What is the Problem?


You know the UC is hurting. Your fees are going up, libraries are closed, staff is getting furloughed — you’re paying more for less.


What you might not know is a proposal in the state legislature would seriously help. Democrats in Sacramento are trying to insert into this year’s state budget something called a “tuition buyout.” In essence, the legislature would pay this year’s fee hike for students.


Too bad it probably won’t happen. In California, every budget must be passed with 66% support in both houses of the legislature. Democrats are just over 60% of both the Assembly and Senate, meaning that they write a progressive budget every year that funds public higher education, and then Republicans get to pick and choose what they want to cut before they sign on. If a budget could be passed by a simple 50% majority, the tuition buyout might become a reality.

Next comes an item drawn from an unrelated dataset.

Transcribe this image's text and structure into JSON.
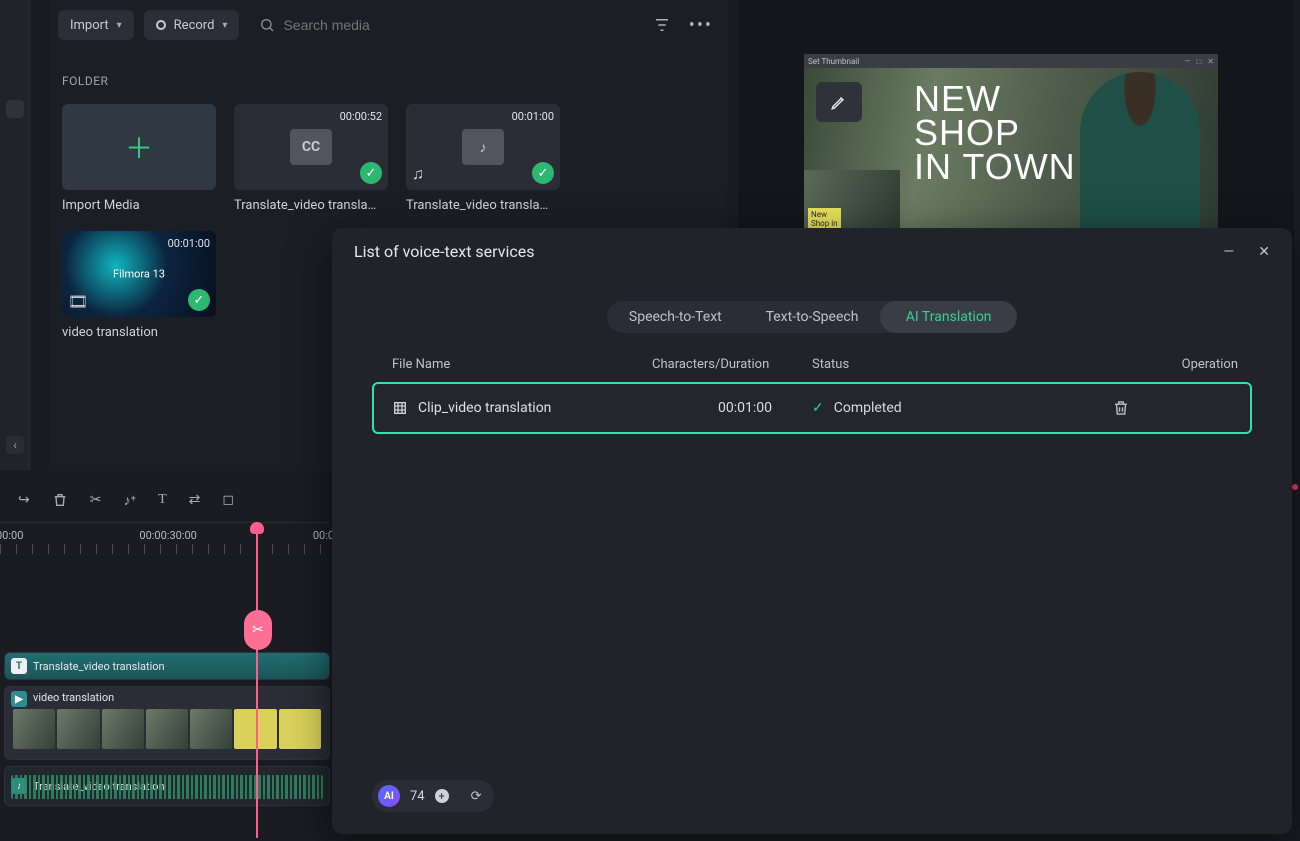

This isn’t the first time the 66% requirement for passing a budget has hurt the UC. In last year’s budget, Democrats wanted to pull $1.2 billion from the prison budget and put it to public higher education and social services. If you’re a student dealing with cutbacks, we don’t have to tell you what $1.2 billion could have done for the UC’s funding crisis. But because Democrats were just a few votes short of the 66% requirement for passing a budget, they had to bend to the will of the minority. The $1.2 billion went back to prisons.


Proposition 25, an initiative on the November ballot, would lower the requirement for passing a budget in California from 66% to 50%. It would give control of a progressive state back to progressives. And it would help save the UC.